I probably don't need to go on, but I will. Because I can't wait to tell you about Stenklyft. Not only does CFAF, Jessica McBride, and any other supporters and defenders of CFAF's incompetent drivel misrepresent the opinions (there are three), but so does Mike Gableman himself, in his own campaign literature.

And the misrepresentations of Stenklyft really piss me off. Because Stenklyft is another case that contains an issue that goes directly to the heart of the American system of constitutional democracy. And when people deliberately misrepresent that, it irritates me.

Okay, I say it irritates me but in some instances I'm actually laughing my ass off at the sheer buffoonery of it all. And that's another reason why the Gableman campaign's portayal of Stenklyft is entertaining.

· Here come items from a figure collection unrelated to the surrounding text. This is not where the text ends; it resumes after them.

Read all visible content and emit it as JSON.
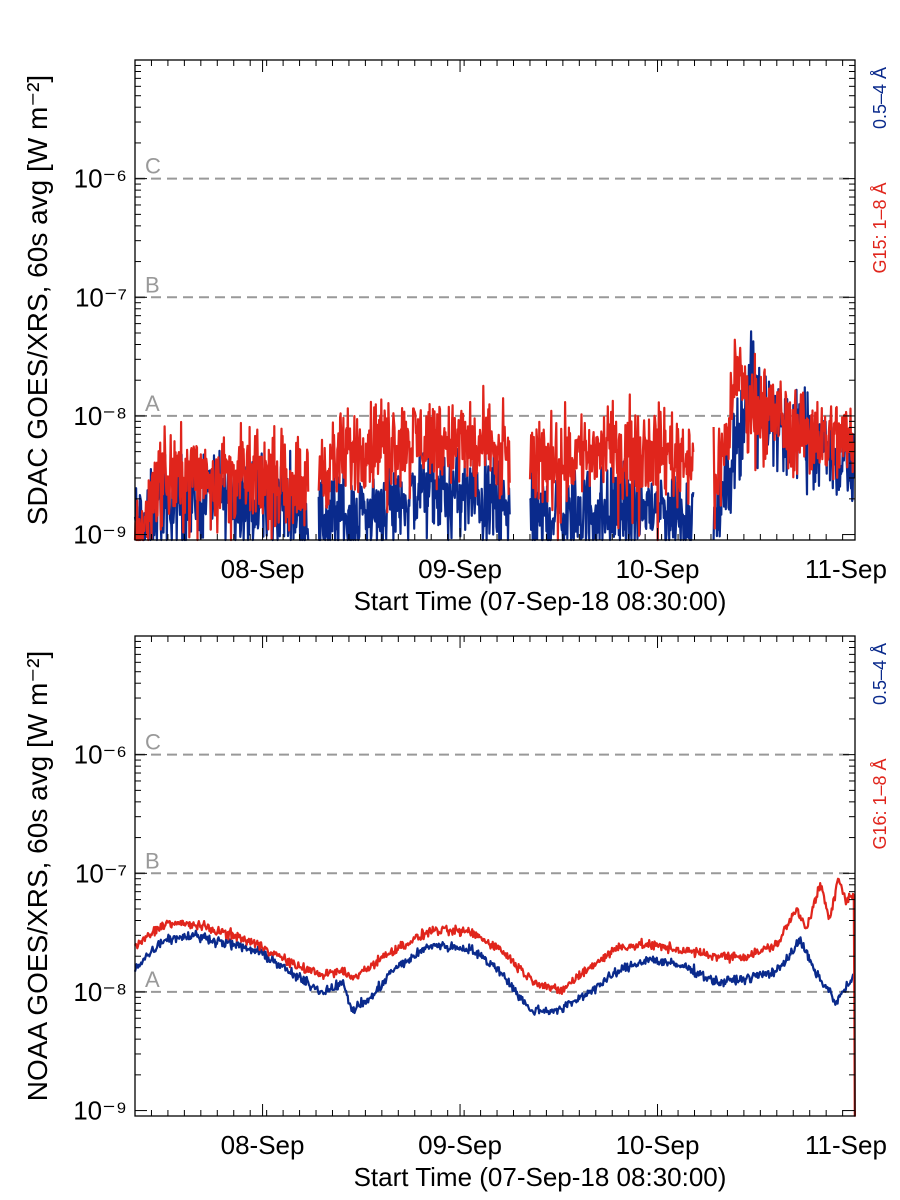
{
  "colors": {
    "low_channel": "#0a2a8c",
    "high_channel": "#e0251c",
    "flare_class": "#999999"
  },
  "chart_data": [
    {
      "type": "line",
      "ylabel": "SDAC GOES/XRS, 60s avg [W m⁻²]",
      "xlabel": "Start Time (07-Sep-18 08:30:00)",
      "x_tick_labels": [
        "08-Sep",
        "09-Sep",
        "10-Sep",
        "11-Sep"
      ],
      "x_range": [
        "07-Sep-18 08:30:00",
        "11-Sep-18 00:00:00"
      ],
      "y_scale": "log",
      "ylim": [
        9e-10,
        1e-05
      ],
      "y_tick_labels": [
        "10⁻⁹",
        "10⁻⁸",
        "10⁻⁷",
        "10⁻⁶"
      ],
      "flare_levels": [
        {
          "label": "A",
          "value": 1e-08
        },
        {
          "label": "B",
          "value": 1e-07
        },
        {
          "label": "C",
          "value": 1e-06
        }
      ],
      "series": [
        {
          "name": "0.5–4 Å",
          "color": "#0a2a8c",
          "kind": "noisy",
          "points": [
            [
              0,
              1.3e-09
            ],
            [
              0.05,
              1.1e-09
            ],
            [
              0.1,
              1.6e-09
            ],
            [
              0.2,
              1.9e-09
            ],
            [
              0.4,
              2.2e-09
            ],
            [
              0.6,
              2e-09
            ],
            [
              0.8,
              1.9e-09
            ],
            [
              0.88,
              1.6e-09
            ],
            [
              0.89,
              null
            ],
            [
              0.92,
              null
            ],
            [
              0.93,
              1.3e-09
            ],
            [
              1.2,
              1.6e-09
            ],
            [
              1.5,
              2.4e-09
            ],
            [
              1.75,
              2e-09
            ],
            [
              1.9,
              1.6e-09
            ],
            [
              1.92,
              null
            ],
            [
              1.98,
              null
            ],
            [
              2.0,
              1.4e-09
            ],
            [
              2.3,
              1.6e-09
            ],
            [
              2.6,
              1.7e-09
            ],
            [
              2.83,
              1.5e-09
            ],
            [
              2.85,
              null
            ],
            [
              2.9,
              null
            ],
            [
              2.93,
              1.2e-09
            ],
            [
              3.0,
              3e-09
            ],
            [
              3.07,
              9e-09
            ],
            [
              3.12,
              1.8e-08
            ],
            [
              3.18,
              1.4e-08
            ],
            [
              3.3,
              8e-09
            ],
            [
              3.5,
              6e-09
            ],
            [
              3.64,
              3e-09
            ]
          ]
        },
        {
          "name": "G15: 1–8 Å",
          "color": "#e0251c",
          "kind": "noisy",
          "points": [
            [
              0,
              1e-09
            ],
            [
              0.05,
              1.3e-09
            ],
            [
              0.1,
              2.8e-09
            ],
            [
              0.2,
              3.2e-09
            ],
            [
              0.4,
              3.4e-09
            ],
            [
              0.6,
              3e-09
            ],
            [
              0.8,
              3e-09
            ],
            [
              0.88,
              2.5e-09
            ],
            [
              0.89,
              null
            ],
            [
              0.92,
              null
            ],
            [
              0.93,
              3.5e-09
            ],
            [
              1.2,
              6e-09
            ],
            [
              1.5,
              6.5e-09
            ],
            [
              1.75,
              5.5e-09
            ],
            [
              1.9,
              4.5e-09
            ],
            [
              1.92,
              null
            ],
            [
              1.98,
              null
            ],
            [
              2.0,
              4e-09
            ],
            [
              2.3,
              5e-09
            ],
            [
              2.6,
              5.5e-09
            ],
            [
              2.83,
              4.5e-09
            ],
            [
              2.85,
              null
            ],
            [
              2.9,
              null
            ],
            [
              2.93,
              3e-09
            ],
            [
              3.0,
              6e-09
            ],
            [
              3.04,
              2.8e-08
            ],
            [
              3.1,
              1.4e-08
            ],
            [
              3.2,
              1.1e-08
            ],
            [
              3.35,
              8e-09
            ],
            [
              3.5,
              6.5e-09
            ],
            [
              3.64,
              6e-09
            ]
          ]
        }
      ]
    },
    {
      "type": "line",
      "ylabel": "NOAA GOES/XRS, 60s avg [W m⁻²]",
      "xlabel": "Start Time (07-Sep-18 08:30:00)",
      "x_tick_labels": [
        "08-Sep",
        "09-Sep",
        "10-Sep",
        "11-Sep"
      ],
      "x_range": [
        "07-Sep-18 08:30:00",
        "11-Sep-18 00:00:00"
      ],
      "y_scale": "log",
      "ylim": [
        9e-10,
        1e-05
      ],
      "y_tick_labels": [
        "10⁻⁹",
        "10⁻⁸",
        "10⁻⁷",
        "10⁻⁶"
      ],
      "flare_levels": [
        {
          "label": "A",
          "value": 1e-08
        },
        {
          "label": "B",
          "value": 1e-07
        },
        {
          "label": "C",
          "value": 1e-06
        }
      ],
      "series": [
        {
          "name": "0.5–4 Å",
          "color": "#0a2a8c",
          "kind": "smooth",
          "points": [
            [
              0,
              1.6e-08
            ],
            [
              0.15,
              2.8e-08
            ],
            [
              0.3,
              3e-08
            ],
            [
              0.5,
              2.5e-08
            ],
            [
              0.65,
              2.1e-08
            ],
            [
              0.8,
              1.4e-08
            ],
            [
              0.95,
              1e-08
            ],
            [
              1.05,
              1.2e-08
            ],
            [
              1.1,
              7e-09
            ],
            [
              1.2,
              9e-09
            ],
            [
              1.3,
              1.5e-08
            ],
            [
              1.5,
              2.5e-08
            ],
            [
              1.7,
              2.3e-08
            ],
            [
              1.85,
              1.5e-08
            ],
            [
              2.0,
              7e-09
            ],
            [
              2.15,
              7e-09
            ],
            [
              2.3,
              1e-08
            ],
            [
              2.45,
              1.5e-08
            ],
            [
              2.6,
              1.9e-08
            ],
            [
              2.8,
              1.6e-08
            ],
            [
              2.95,
              1.2e-08
            ],
            [
              3.1,
              1.3e-08
            ],
            [
              3.25,
              1.5e-08
            ],
            [
              3.37,
              2.7e-08
            ],
            [
              3.45,
              1.4e-08
            ],
            [
              3.52,
              1e-08
            ],
            [
              3.55,
              8e-09
            ],
            [
              3.6,
              1.1e-08
            ],
            [
              3.64,
              1.3e-08
            ]
          ]
        },
        {
          "name": "G16: 1–8 Å",
          "color": "#e0251c",
          "kind": "smooth",
          "points": [
            [
              0,
              2.4e-08
            ],
            [
              0.15,
              3.8e-08
            ],
            [
              0.3,
              3.7e-08
            ],
            [
              0.5,
              3e-08
            ],
            [
              0.65,
              2.4e-08
            ],
            [
              0.8,
              1.7e-08
            ],
            [
              0.95,
              1.4e-08
            ],
            [
              1.05,
              1.5e-08
            ],
            [
              1.1,
              1.3e-08
            ],
            [
              1.3,
              2.2e-08
            ],
            [
              1.5,
              3.3e-08
            ],
            [
              1.7,
              3.2e-08
            ],
            [
              1.85,
              2.3e-08
            ],
            [
              2.0,
              1.3e-08
            ],
            [
              2.15,
              1e-08
            ],
            [
              2.3,
              1.6e-08
            ],
            [
              2.45,
              2.4e-08
            ],
            [
              2.6,
              2.5e-08
            ],
            [
              2.8,
              2.2e-08
            ],
            [
              2.95,
              2e-08
            ],
            [
              3.1,
              2e-08
            ],
            [
              3.25,
              2.5e-08
            ],
            [
              3.35,
              5e-08
            ],
            [
              3.4,
              3.5e-08
            ],
            [
              3.47,
              8e-08
            ],
            [
              3.52,
              4e-08
            ],
            [
              3.56,
              9e-08
            ],
            [
              3.6,
              6e-08
            ],
            [
              3.64,
              6.5e-08
            ],
            [
              3.645,
              1e-09
            ],
            [
              3.71,
              1e-09
            ]
          ]
        }
      ]
    }
  ]
}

And remember when Mike Gableman said he wasn't aware of any study that contradicted CFAF's bogus claims? Well, guess what. Here it comes. He can keep saying he isn't aware of it, but that doesn't mean there isn't one.


To part 5 ...


Anonymous said...

I understand, IT, that this analysis is necessary if for nothing else to neutralize the odor coming from McBride, et al., but rather than debate the merits of bean counting convictions or muse over how to quantify "pro-criminal" and "anti-criminal" count-by-count decisions, lets look at Setting judicial philosophy aside (although Gableman's talismanic philosophy is laughable), is there any doubt left that Gableman is UTTERLY UNQUALIFIED to sit on this state's highest court?

illusory tenant said...

Thanks for the link, Brett.

I'll also stick it here.

It says quite a lot that other judges will come forward to condemn Gableman's shameful and shameless campaign in such (deservedly) strong language. It doesn't surprise me, either, but I'm impressed to see it. Good for them.

"[I]s there any doubt left that Gableman is UTTERLY UNQUALIFIED to sit on this state's highest court?"

To my mind, no. He may well have presented himself as suitable had he not decided -- or even allowed himself to be manipulated into deciding -- to run the campaign he has.

In other words, the best argument against Gableman's suitability to the court has been compellingly presented by Gableman himself.

What I'm doing has very little to do with McBride, who has less than zero credibility. But the idea that Butler favors criminal defendants that's apparently taken hold in many quarters is so manifestly ridiculous that I almost feel obligated to demonstrate just how ridiculous it truly is.

I'm sure I could be doing other things -- and I am, apart from blogging -- but this little project is, among other hopefully important effects, making me and a few of my good friends laugh our asses off, and I enjoy that.

It's why I started the blog in the first place, to be honest. In any event, many thanks for your comments, Brett.